Better Choice Company Provides Shareholder Update on Balance Sheet

health news

Pro Forma Adjusted Net Tangible Book Value Per Share (NTBVPS) Increases 6% to $4.07 per share

Pro Forma Adjusted Net Current Asset Value Per Share (NCAVPS) Increases 16% to $3.94 per share

TAMPA, Fla., Sept. 05, 2024 (GLOBE NEWSWIRE) — Better Choice Company, Inc. (NYSE American: BTTR) (“Better Choice” or the “Company”), a pet health and wellness company, today provides shareholders with an update on its pro-forma and as-adjusted balance sheet.

Michael Young, Better Choice Chairman of the Board, commented, “We are pleased to provide our shareholders with an update on our balance sheet, before the anticipated closing of our acquisition of SRx Health. Net of debt, Better Choice cash and other current assets as of June 30, 2024 was $3.94 per share2. After the closing of our SRx acquisition, we believe there to be additional value to our shareholders.”

As of June 30, 2024, on a pro-forma and as-adjusted basis, Better Choice had an adjusted net tangible book value (“NTBV”) of $10.9 million, or $4.07 per share1. Additionally, pro-forma and as-adjusted net current asset value (“NCAV”) was $10.6 million, or $3.94 per share2. The pro-forma and as-adjusted values give effect to: (i) the consummation of the Company’s registered public offering of its common stock and prefunded warrants as described in the Company’s prospectus filed with the SEC on July 31, 2024 (the “Offering”); and (ii) payment of $4.7 million of trade accounts payable at an approximate 56% discount pursuant to the previously announced settlement agreement entered into on June 20, 2024 with Alphia, Inc.

As previously announced, Better Choice has entered into a definitive agreement to acquire SRx Health Solutions Inc. (“SRx Health”). The transaction has been approved by the Board of Directors of both companies. The closing of the transaction is subject to customary closing conditions, including the receipt of required stockholder approvals from SRx Health and Better Choice. The transaction is expected to close in the fourth quarter of 2024.
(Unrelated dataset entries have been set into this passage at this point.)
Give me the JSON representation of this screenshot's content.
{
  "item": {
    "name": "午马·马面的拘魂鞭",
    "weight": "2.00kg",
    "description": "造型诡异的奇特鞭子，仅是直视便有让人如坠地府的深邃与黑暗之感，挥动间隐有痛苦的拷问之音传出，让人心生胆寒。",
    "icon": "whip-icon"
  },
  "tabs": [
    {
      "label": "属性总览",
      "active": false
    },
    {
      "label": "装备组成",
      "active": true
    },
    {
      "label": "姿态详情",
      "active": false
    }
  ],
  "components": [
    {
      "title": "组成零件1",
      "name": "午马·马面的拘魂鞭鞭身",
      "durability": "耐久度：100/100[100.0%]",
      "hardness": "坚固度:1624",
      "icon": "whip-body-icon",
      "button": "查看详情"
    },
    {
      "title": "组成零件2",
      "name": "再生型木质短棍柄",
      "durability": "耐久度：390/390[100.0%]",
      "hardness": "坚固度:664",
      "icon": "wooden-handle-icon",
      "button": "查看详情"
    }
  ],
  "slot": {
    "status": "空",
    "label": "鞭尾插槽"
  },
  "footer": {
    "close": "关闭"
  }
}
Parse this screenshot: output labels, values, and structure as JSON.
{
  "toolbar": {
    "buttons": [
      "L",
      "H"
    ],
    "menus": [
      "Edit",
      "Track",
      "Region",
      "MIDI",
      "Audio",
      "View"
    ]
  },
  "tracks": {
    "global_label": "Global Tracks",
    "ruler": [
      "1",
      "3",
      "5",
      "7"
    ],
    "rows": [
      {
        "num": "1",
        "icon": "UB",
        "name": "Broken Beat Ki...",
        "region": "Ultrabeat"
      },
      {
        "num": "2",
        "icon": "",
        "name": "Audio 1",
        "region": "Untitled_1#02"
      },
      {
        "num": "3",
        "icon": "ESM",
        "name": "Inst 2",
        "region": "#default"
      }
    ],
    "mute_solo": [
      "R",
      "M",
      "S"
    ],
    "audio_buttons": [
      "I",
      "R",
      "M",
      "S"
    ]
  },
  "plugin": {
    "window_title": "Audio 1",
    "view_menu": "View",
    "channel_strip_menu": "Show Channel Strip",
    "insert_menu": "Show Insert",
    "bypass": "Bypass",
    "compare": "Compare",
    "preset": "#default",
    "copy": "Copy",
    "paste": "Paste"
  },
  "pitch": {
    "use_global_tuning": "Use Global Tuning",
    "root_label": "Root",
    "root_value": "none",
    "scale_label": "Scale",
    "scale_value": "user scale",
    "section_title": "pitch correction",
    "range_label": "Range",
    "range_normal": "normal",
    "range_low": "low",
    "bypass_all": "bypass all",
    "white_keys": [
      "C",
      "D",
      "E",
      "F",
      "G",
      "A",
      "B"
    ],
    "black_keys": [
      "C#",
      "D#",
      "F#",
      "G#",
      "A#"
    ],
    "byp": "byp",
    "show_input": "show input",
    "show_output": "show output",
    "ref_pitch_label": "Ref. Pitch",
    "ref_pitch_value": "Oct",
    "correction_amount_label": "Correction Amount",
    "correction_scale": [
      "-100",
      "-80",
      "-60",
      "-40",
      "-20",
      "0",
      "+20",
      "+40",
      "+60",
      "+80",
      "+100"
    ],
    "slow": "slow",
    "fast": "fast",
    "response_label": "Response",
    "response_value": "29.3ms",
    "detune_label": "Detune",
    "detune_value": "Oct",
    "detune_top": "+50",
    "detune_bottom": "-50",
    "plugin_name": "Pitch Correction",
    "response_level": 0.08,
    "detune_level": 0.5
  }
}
About Better Choice Company Inc.
Better Choice Company Inc. is a rapidly growing pet health and wellness company committed to leading the industry shift toward pet products and services that help dogs and cats live healthier, happier, and longer lives. We take an alternative, nutrition-based approach to pet health relative to conventional dog and cat food offerings and position our portfolio of brands to benefit from the mainstream trends of growing pet humanization and consumer focus on health and wellness. We have a demonstrated, multi-decade track record of success selling trusted pet health and wellness products and leverage our established digital footprint to provide pet parents with the knowledge to make informed decisions about their pet’s health. We sell the majority of our dog food, cat food and treats under the Halo brand, which is focused, respectively, on providing sustainably sourced kibble and canned food derived from real whole meat, and minimally processed raw-diet dog food and treats. For more information, please visit 
https://www.betterchoicecompany.com.

Forward Looking Statements
This press release contains forward-looking statements within the meaning of the Private Securities Litigation Reform Act of 1995. The words “believe,” “may,” “estimate,” “continue,” “anticipate,” “intend,” “should,” “plan,” “could,” “target,” “potential,” “is likely,” “will,” “expect” and similar expressions, as they relate to us, are intended to identify forward-looking statements. The Company has based these forward-looking statements largely on our current expectations and projections about future events and financial trends that we believe may affect our financial condition, results of operations, business strategy and financial needs. Some or all of the results anticipated by these forward-looking statements may not be achieved. Further information on the Company’s risk factors is contained in our filings with the SEC. Any forward-looking statement made by us herein speaks only as of the date on which it is made. Factors or events that could cause our actual results to differ may emerge from time to time, and it is not possible for us to predict all of them. The Company undertakes no obligation to publicly update any forward-looking statement, whether as a result of new information, future developments or otherwise, except as may be required by law.

Company Contact:
Better Choice Company, Inc.
Kent Cunningham, CEO

Investor Contact:
KCSA Strategic Communications
Valter Pinto, Managing Director
T: 212-896-1254
Valter@KCSA.com

(1) Net tangible book value per share is determined by dividing our total tangible assets, less total liabilities, by 2.7 million shares outstanding immediately after the Offering assuming exercise of all 1,028,000 pre-funded warrants sold (the “Pre-Funded Warrants”), on a pro-forma and as adjusted basis giving effect to the above referenced items.
(2) Net current asset value per share is determined by dividing total current assets, less total current liabilities, by 2.7 million shares outstanding immediately after the Offering assuming exercise of all the Pre-Funded Warrants, on a pro-forma and as adjusted basis giving effect to the above referenced items.